Akhirnya, Alquran Suci, Surat Al-Baqarah 2: 275, menyatakan sebagai berikut: ‘Mereka
yang mengkonsumsi bunga tidak dapat berdiri [pada Hari Kebangkitan] kecuali sebagai
orang yang dipukuli oleh Setan menjadi gila. Itu karena mereka berkata, "Perdagangan itu
seperti bunga." Tetapi Allah telah mengizinkan perdagangan dan telah melarang minat. Jadi
siapa pun yang telah menerima peringatan dari Tuhannya dan berhenti mungkin memiliki apa
yang sudah lewat, dan perselingkuhannya terletak pada Allah.
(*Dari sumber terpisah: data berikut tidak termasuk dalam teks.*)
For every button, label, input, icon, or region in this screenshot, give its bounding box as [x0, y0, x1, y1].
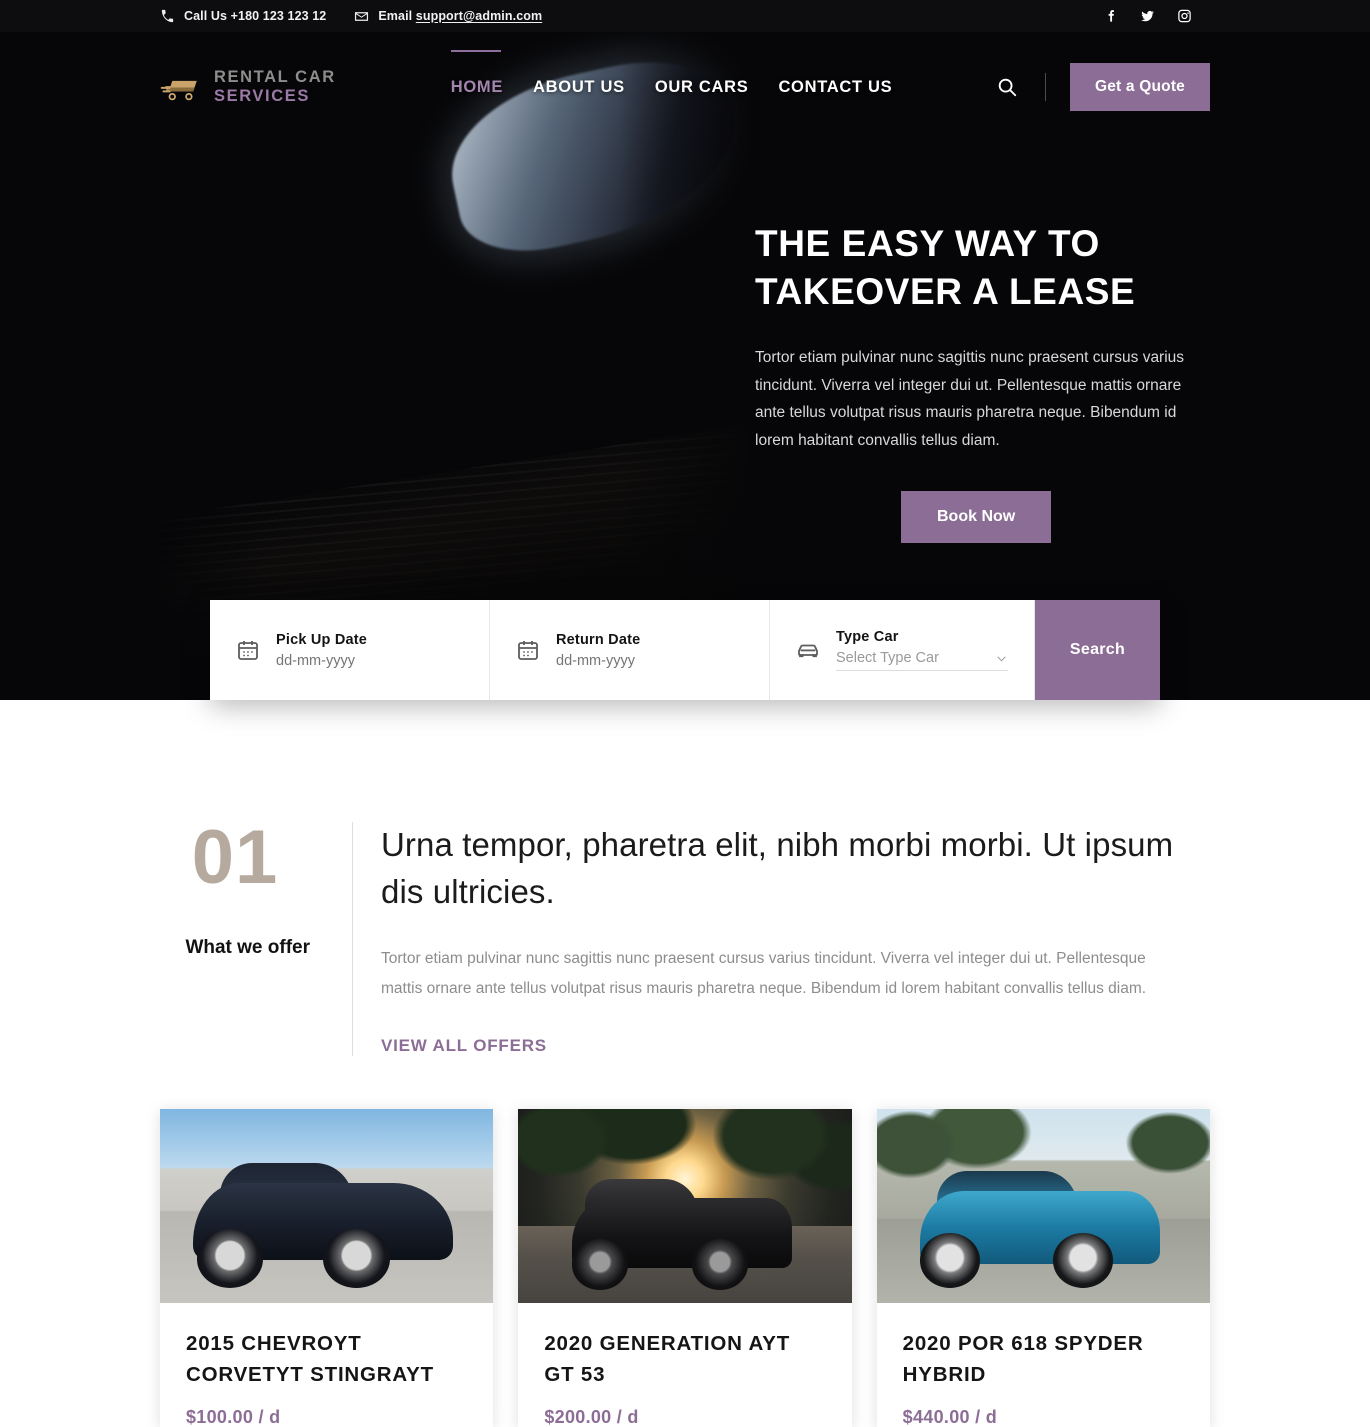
car-wheel-front: [571, 1239, 629, 1290]
phone-text: Call Us +180 123 123 12: [184, 9, 327, 23]
car-card[interactable]: 2020 POR 618 SPYDER HYBRID $440.00 / d: [876, 1109, 1210, 1427]
return-date-body: Return Date: [556, 632, 743, 669]
what-we-offer-section: 01 What we offer Urna tempor, pharetra e…: [0, 700, 1370, 1057]
search-submit-button[interactable]: Search: [1035, 600, 1160, 700]
type-car-select[interactable]: Select Type Car: [836, 650, 995, 666]
car-title: 2020 POR 618 SPYDER HYBRID: [902, 1332, 1144, 1386]
topbar-contact-group: Call Us +180 123 123 12 Email support@ad…: [160, 9, 542, 24]
calendar-icon: [516, 638, 540, 662]
hero-description: Tortor etiam pulvinar nunc sagittis nunc…: [755, 349, 1185, 449]
car-wheel-rear: [1053, 1233, 1114, 1288]
nav-item-our-cars[interactable]: OUR CARS: [653, 72, 751, 103]
car-card-body: 2020 GENERATION AYT GT 53 $200.00 / d: [518, 1303, 851, 1427]
car-price: $440.00 / d: [902, 1406, 998, 1427]
offers-title: Urna tempor, pharetra elit, nibh morbi m…: [381, 826, 1174, 910]
car-image-hatchback: [876, 1109, 1210, 1304]
envelope-icon: [354, 9, 369, 24]
car-image-muscle: [518, 1109, 852, 1304]
car-wheel-front: [919, 1233, 980, 1288]
offers-text-block: Urna tempor, pharetra elit, nibh morbi m…: [352, 822, 1210, 1057]
facebook-icon[interactable]: [1103, 8, 1118, 24]
car-card[interactable]: 2015 CHEVROYT CORVETYT STINGRAYT $100.00…: [160, 1109, 494, 1427]
email-contact[interactable]: Email support@admin.com: [354, 9, 542, 24]
offers-description: Tortor etiam pulvinar nunc sagittis nunc…: [381, 949, 1147, 997]
car-title: 2020 GENERATION AYT GT 53: [544, 1332, 791, 1386]
twitter-icon[interactable]: [1140, 8, 1155, 24]
car-wheel-front: [196, 1229, 264, 1288]
car-logo-icon: [160, 70, 202, 104]
car-card[interactable]: 2020 GENERATION AYT GT 53 $200.00 / d: [518, 1109, 852, 1427]
nav-item-about-us[interactable]: ABOUT US: [531, 72, 627, 103]
main-navbar: RENTAL CAR SERVICES HOME ABOUT US OUR CA…: [0, 32, 1370, 142]
landing-page: Call Us +180 123 123 12 Email support@ad…: [0, 0, 1370, 1427]
return-date-input[interactable]: [556, 652, 743, 669]
book-now-button[interactable]: Book Now: [901, 490, 1052, 543]
phone-icon: [160, 9, 175, 24]
car-wheel-rear: [323, 1229, 390, 1288]
pickup-date-body: Pick Up Date: [276, 632, 463, 669]
type-car-body: Type Car Select Type Car: [836, 629, 1008, 671]
offers-number: 01: [191, 815, 279, 900]
car-cards-list: 2015 CHEVROYT CORVETYT STINGRAYT $100.00…: [0, 1056, 1370, 1427]
search-icon[interactable]: [993, 73, 1021, 101]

Tetapi siapa pun yang kembali
ke [berurusan dengan bunga atau riba] - mereka adalah sahabat Api; mereka akan tinggal di
sana selamanya. "
Pada abad ke-17, Quaker (anggota Society of Friends) yang menetap di Amerika menolak
untuk mengambil manfaat dari perdagangan senjata dan budak. Dana pertama yang
menggunakan layar pengecualian adalah Dana Perintis, yang didirikan pada tahun 1928.
Kebijakan investasinya adalah tidak berinvestasi dalam alkohol dan tembakau. Dana Pax
diciptakan pada tahun 1971 di AS oleh dua orang Methodis yang menentang perang Vietnam
dan militerisme secara umum. Mereka menolak berinvestasi dalam kontrak senjata. 1980-an
kemudian melihat peningkatan kesadaran oleh masyarakat umum tentang rasisme (mis.
Rezim apartheid di Afrika Selatan) dan masalah lingkungan (mis. Chernobyl dan bencana
tumpahan minyak Exxon Valdez).
Pertanyaan yang muncul adalah apakah ada harga untuk investasi yang bertanggung jawab
secara sosial atau apakah dana SRI mengungguli dana lain. Luc Renneboog, Jenke ter Horst
dan Chendi Zhang menemukan bahwa dana SRI dari Eropa, Amerika Utara dan wilayah
Asia-Pasifik berkinerja lebih buruk dibandingkan dengan pasar antara -2,2% dan -6,5% yang
diukur dengan pengembalian yang disesuaikan dengan risiko.9 Namun, SRI dana umumnya
tidak berkinerja lebih buruk daripada dana konvensional dari negara yang sama. Memang,
dana investasi konvensional juga telah terbukti berkinerja buruk di pasar.